Bitglass 2019 Cloud Security Report: Only 20 Percent of Organizations Use Cloud Data Loss Prevention Despite Storing Sensitive Information in the Cloud | Business Wire

“Data is now being stored in more cloud apps and accessed by more devices than ever before,” said Rich Campagna, chief marketing officer of Bitglass. “This report found that 93 percent of respondents are at least moderately concerned about their ability to use the cloud securely, and that the adoption rates of basic cloud security tools and practices are still far too low. Many organizations need to rethink their approach to protecting data, as traditional tools for safeguarding data on premises are not capable of protecting data in the cloud.”

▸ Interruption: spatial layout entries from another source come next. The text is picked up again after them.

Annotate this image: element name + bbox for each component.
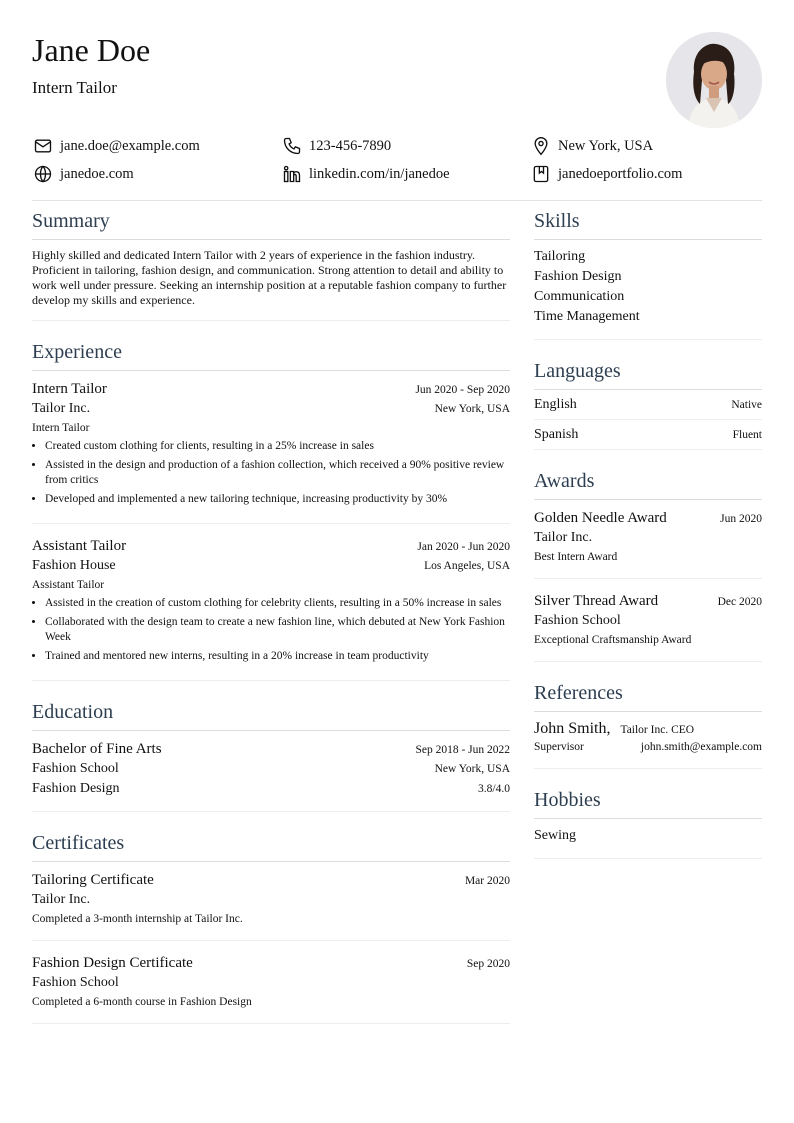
- education-dates: Sep 2018 - Jun 2022: [415, 744, 510, 756]
- skill-item: Tailoring: [534, 249, 586, 264]
- hobby-item: Sewing: [534, 828, 576, 843]
- right-column: [534, 204, 762, 873]
- reference-org-role: Tailor Inc. CEO: [620, 724, 695, 736]
- section-heading-languages: Languages: [534, 354, 762, 390]
- candidate-title: Intern Tailor: [32, 78, 117, 97]
- bullet-item: • Developed and implemented a new tailoring technique, increasing productivity by 30%: [45, 492, 510, 507]
- award-issuer: Tailor Inc.: [534, 530, 593, 545]
- language-row: [534, 420, 762, 450]
- award-desc: Best Intern Award: [534, 551, 618, 563]
- education-section: [32, 695, 510, 812]
- bullet-item: • Assisted in the design and production of a fashion collection, which received a 90% positive review from critics: [45, 458, 510, 488]
- job-role: Intern Tailor: [32, 422, 90, 434]
- school-name: Fashion School: [32, 761, 119, 776]
- language-name: English: [534, 397, 577, 412]
- linkedin-text: linkedin.com/in/janedoe: [309, 165, 450, 182]
- references-section: [534, 676, 762, 769]
- globe-icon: [32, 163, 54, 185]
- certificate-date: Mar 2020: [464, 875, 510, 887]
- contact-portfolio[interactable]: [530, 162, 682, 186]
- language-level: Native: [731, 399, 762, 411]
- section-heading-references: References: [534, 676, 762, 712]
- bookmark-icon: [530, 163, 552, 185]
- contact-location: [530, 134, 653, 158]
- job-title: Assistant Tailor: [32, 538, 127, 554]
- certificate-issuer: Tailor Inc.: [32, 892, 91, 907]
- job-dates: Jan 2020 - Jun 2020: [417, 541, 510, 553]
- experience-entry: [32, 371, 510, 524]
- reference-name: John Smith,: [534, 720, 611, 737]
- profile-photo-icon: [666, 32, 762, 128]
- certificate-title: Fashion Design Certificate: [32, 955, 193, 971]
- certificate-issuer: Fashion School: [32, 975, 119, 990]
- location-text: New York, USA: [558, 137, 654, 154]
- map-pin-icon: [530, 135, 552, 157]
- experience-entry: [32, 528, 510, 681]
- job-bullets: [32, 596, 510, 664]
- award-date: Jun 2020: [720, 513, 762, 525]
- bullet-item: • Created custom clothing for clients, resulting in a 25% increase in sales: [45, 439, 510, 454]
- company-name: Tailor Inc.: [32, 401, 91, 416]
- summary-section: [32, 204, 510, 321]
- skills-list: [534, 240, 762, 340]
- award-desc: Exceptional Craftsmanship Award: [534, 634, 692, 646]
- contact-linkedin[interactable]: [281, 162, 450, 186]
- section-heading-experience: Experience: [32, 335, 510, 371]
- job-location: New York, USA: [434, 403, 510, 415]
- candidate-name: Jane Doe: [32, 32, 151, 68]
- award-entry: [534, 583, 762, 662]
- section-heading-education: Education: [32, 695, 510, 731]
- contact-website[interactable]: [32, 162, 134, 186]
- bullet-item: • Assisted in the creation of custom clothing for celebrity clients, resulting in a 50% increase in sales: [45, 596, 510, 611]
- phone-text: 123-456-7890: [309, 137, 392, 154]
- bullet-item: • Trained and mentored new interns, resulting in a 20% increase in team productivity: [45, 649, 510, 664]
- mail-icon: [32, 135, 54, 157]
- language-name: Spanish: [534, 427, 579, 442]
- skill-item: Time Management: [534, 309, 640, 324]
- skill-item: Communication: [534, 289, 625, 304]
- job-bullets: [32, 439, 510, 507]
- languages-section: [534, 354, 762, 450]
- job-role: Assistant Tailor: [32, 579, 105, 591]
- section-heading-awards: Awards: [534, 464, 762, 500]
- linkedin-icon: [281, 163, 303, 185]
- job-title: Intern Tailor: [32, 381, 107, 397]
- job-dates: Jun 2020 - Sep 2020: [415, 384, 510, 396]
- skills-section: [534, 204, 762, 340]
- certificate-desc: Completed a 6-month course in Fashion Design: [32, 996, 252, 1008]
- gpa: 3.8/4.0: [478, 783, 510, 795]
- certificates-section: [32, 826, 510, 1024]
- field-of-study: Fashion Design: [32, 781, 120, 796]
- email-text: jane.doe@example.com: [60, 137, 200, 154]
- school-location: New York, USA: [434, 763, 510, 775]
- language-level: Fluent: [732, 429, 762, 441]
- award-entry: [534, 500, 762, 579]
- reference-entry: [534, 712, 762, 769]
- awards-section: [534, 464, 762, 662]
- hobbies-list: [534, 819, 762, 859]
- certificate-entry: [32, 862, 510, 941]
- award-issuer: Fashion School: [534, 613, 621, 628]
- summary-text: Highly skilled and dedicated Intern Tailor with 2 years of experience in the fashion industry. Proficient in tailoring, fashion design, and communication. Strong attention to detail and ability to work well under pressure. Seeking an internship position at a reputable fashion company to further develop my skills and experience.: [32, 240, 510, 321]
- section-heading-certificates: Certificates: [32, 826, 510, 862]
- skill-item: Fashion Design: [534, 269, 622, 284]
- award-title: Silver Thread Award: [534, 593, 659, 609]
- header-divider: [32, 200, 762, 201]
- reference-email[interactable]: john.smith@example.com: [640, 741, 762, 753]
- job-location: Los Angeles, USA: [424, 560, 510, 572]
- website-text: janedoe.com: [60, 165, 134, 182]
- portfolio-text: janedoeportfolio.com: [558, 165, 683, 182]
- experience-section: [32, 335, 510, 681]
- certificate-title: Tailoring Certificate: [32, 872, 154, 888]
- section-heading-summary: Summary: [32, 204, 510, 240]
- section-heading-hobbies: Hobbies: [534, 783, 762, 819]
- section-heading-skills: Skills: [534, 204, 762, 240]
- left-column: [32, 204, 510, 1038]
- company-name: Fashion House: [32, 558, 116, 573]
- avatar: [666, 32, 762, 128]
- language-row: [534, 390, 762, 420]
- phone-icon: [281, 135, 303, 157]
- reference-relation: Supervisor: [534, 741, 584, 753]
- award-title: Golden Needle Award: [534, 510, 667, 526]
- education-entry: [32, 731, 510, 812]
- contact-email[interactable]: [32, 134, 200, 158]
- certificate-desc: Completed a 3-month internship at Tailor Inc.: [32, 913, 243, 925]
- contact-phone[interactable]: [281, 134, 391, 158]
- certificate-date: Sep 2020: [466, 958, 510, 970]
- award-date: Dec 2020: [717, 596, 762, 608]
- bullet-item: • Collaborated with the design team to create a new fashion line, which debuted at New York Fashion Week: [45, 615, 510, 645]
- degree: Bachelor of Fine Arts: [32, 741, 162, 757]
- hobbies-section: [534, 783, 762, 859]
- certificate-entry: [32, 945, 510, 1024]
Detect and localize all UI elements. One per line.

Cloud security access broker company reinforces their belief that people need new cloud security tools when migrating to the cloud. Interestingly, I don’t see the same thing. The top concerns for executives moving to the cloud interestingly are cost, cloud native readiness and ease of deployment.

Cloud access brokers are interesting tools for bridging the gap between the old and the new, but modern greenfield estates shouldn’t generally need them because they can use cloud identity systems instead. Where Cloud Access Brokers could be useful is in negotiating access to SaaS tools, but not many are supported by the leading cloud access brokers, and it tends to come as a premium addon to most SaaS tools as well.

One Misconfig (JIRA) to Leak Them All- Including NASA and Hundreds of Fortune 500 Companies!

In Jira, while creating filters or dashboards it provides some visibility option to apply to them. The issue was due to the wrong permissions assigned to them. When the filters and dashboards for the projects/issues are created in JIRA, then by default the visibility is set to “All users” and “Everyone” respectively, which instead of sharing with everyone of the organizations (which people think and interpret), it share them publically.

Searching for misconfigured Jira instances, where users don't realise that "Everyone" visibility doesn't just mean everyone in the organisation.

There is no easy way to find all of the jira boards that everyone in your company uses, and so auditing this internally is almost impossible.